Eurípedes Júnior não é o único dirigente partidário que protagoniza histórias pouco republicanas envolvendo fundos públicos. O deputado federal Luciano Bivar, presidente nacional do PSL, partido que elegeu o presidente Jair Bolsonaro, gastou 250 mil reais provenientes do fundo eleitoral para contratar a empresa de um dos seus filhos na eleição de 2018. Para as campanhas políticas nas eleições 2018, os 35 partidos do país receberam mais de 1,7 bilhão de reais. Na Justiça Eleitoral, quase nunca há punição à altura para os desvios descobertos. E não é de hoje que é assim. Um caso emblemático é a decisão do TSE que, em 2012, inocentou o Partido Progressista a despeito de uma auditoria da Receita Federal ter apontado fraudes grosseiras que resultaram em desvios de 20,1 milhões do fundo partidário. Sem mecanismos eficazes de fiscalização, e sem punição rigorosa às legendas e a seus dirigentes políticos, o financiamento público de partidos e de campanhas vira mais um ralo sem fundo para o dinheiro do contribuinte. “O fundo eleitoral é o único modelo em que pessoa jurídica que lida com dinheiro público não se submete aos mesmos mecanismos que todos precisam se submeter. Está errado. Independentemente do sistema, ele só funciona com uma fiscalização rigorosa”, afirma Silvana Batini, procuradora regional da República no Rio de Janeiro.
Caso o presidente Jair Bolsonaro vete os 2 bilhões de reais para o fundão neste ano, o projeto será analisado novamente pelo Congresso Nacional, que pode manter o veto ou derrubá-lo e manter a lei conforme foi aprovada. Ao explicar por que deve assinar embaixo da decisão dos congressistas, ele disse que, se vetasse, poderia sofrer processo de impeachment por crime de responsabilidade, acusado de atentar contra a lei orçamentária e o livre exercício dos direitos políticos.
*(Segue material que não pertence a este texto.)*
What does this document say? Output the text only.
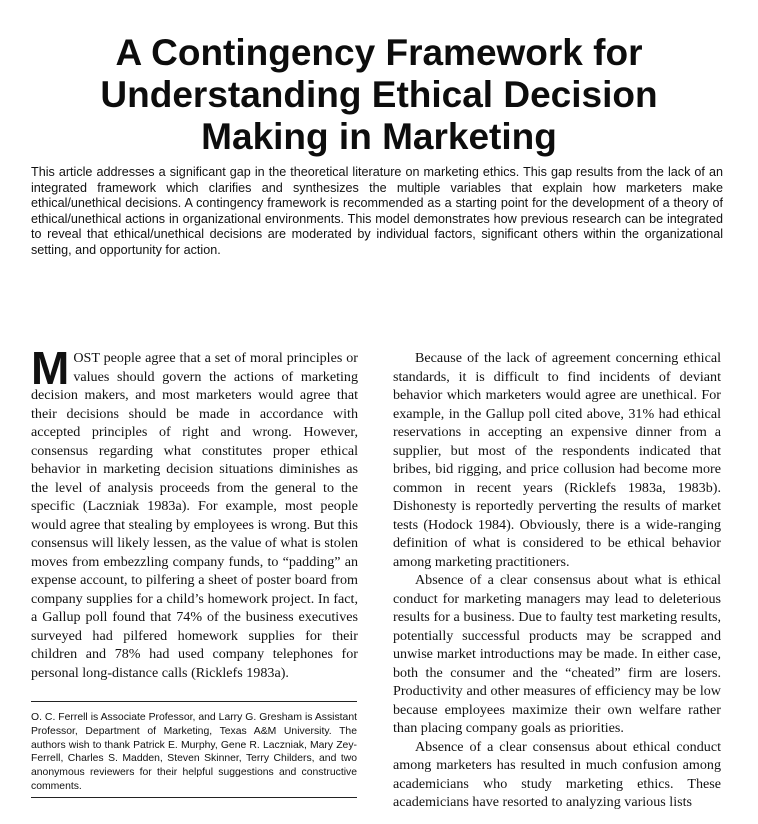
A Contingency Framework for
Understanding Ethical Decision
Making in Marketing

This article addresses a significant gap in the theoretical literature on marketing ethics. This gap results from the lack of an integrated framework which clarifies and synthesizes the multiple variables that explain how marketers make ethical/unethical decisions. A contingency framework is recommended as a starting point for the development of a theory of ethical/unethical actions in organizational environments. This model demonstrates how previous research can be integrated to reveal that ethical/unethical decisions are moderated by individual factors, significant others within the organizational setting, and opportunity for action.

MOST people agree that a set of moral principles or values should govern the actions of marketing decision makers, and most marketers would agree that their decisions should be made in accordance with accepted principles of right and wrong. However, consensus regarding what constitutes proper ethical behavior in marketing decision situations diminishes as the level of analysis proceeds from the general to the specific (Laczniak 1983a). For example, most people would agree that stealing by employees is wrong. But this consensus will likely lessen, as the value of what is stolen moves from embezzling company funds, to “padding” an expense account, to pilfering a sheet of poster board from company supplies for a child’s homework project. In fact, a Gallup poll found that 74% of the business executives surveyed had pilfered homework supplies for their children and 78% had used company telephones for personal long-distance calls (Ricklefs 1983a).

O. C. Ferrell is Associate Professor, and Larry G. Gresham is Assistant Professor, Department of Marketing, Texas A&M University. The authors wish to thank Patrick E. Murphy, Gene R. Laczniak, Mary Zey-Ferrell, Charles S. Madden, Steven Skinner, Terry Childers, and two anonymous reviewers for their helpful suggestions and constructive comments.

Because of the lack of agreement concerning ethical standards, it is difficult to find incidents of deviant behavior which marketers would agree are unethical. For example, in the Gallup poll cited above, 31% had ethical reservations in accepting an expensive dinner from a supplier, but most of the respondents indicated that bribes, bid rigging, and price collusion had become more common in recent years (Ricklefs 1983a, 1983b). Dishonesty is reportedly perverting the results of market tests (Hodock 1984). Obviously, there is a wide-ranging definition of what is considered to be ethical behavior among marketing practitioners.

Absence of a clear consensus about what is ethical conduct for marketing managers may lead to deleterious results for a business. Due to faulty test marketing results, potentially successful products may be scrapped and unwise market introductions may be made. In either case, both the consumer and the “cheated” firm are losers. Productivity and other measures of efficiency may be low because employees maximize their own welfare rather than placing company goals as priorities.

Absence of a clear consensus about ethical conduct among marketers has resulted in much confusion among academicians who study marketing ethics. These academicians have resorted to analyzing various lists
E, dias atrás, jogou a responsabilidade para os eleitores. “Eu lanço campanha: não vote em parlamentar que usa dinheiro do fundão.” Não parece suficiente. O presidente tem até terça-feira para decidir-se. Caso não decida nada, nem a favor nem contra, o fundão será validado automaticamente.
Atualização – No fim da noite desta sexta-feira, 17, o ministro da Secretaria-Geral da Presidência, Jorge de Oliveira, anunciou que o presidente Jair Bolsonaro sancionou sem vetos a lei orçamentária para 2020, o que inclui o fundão eleitoral.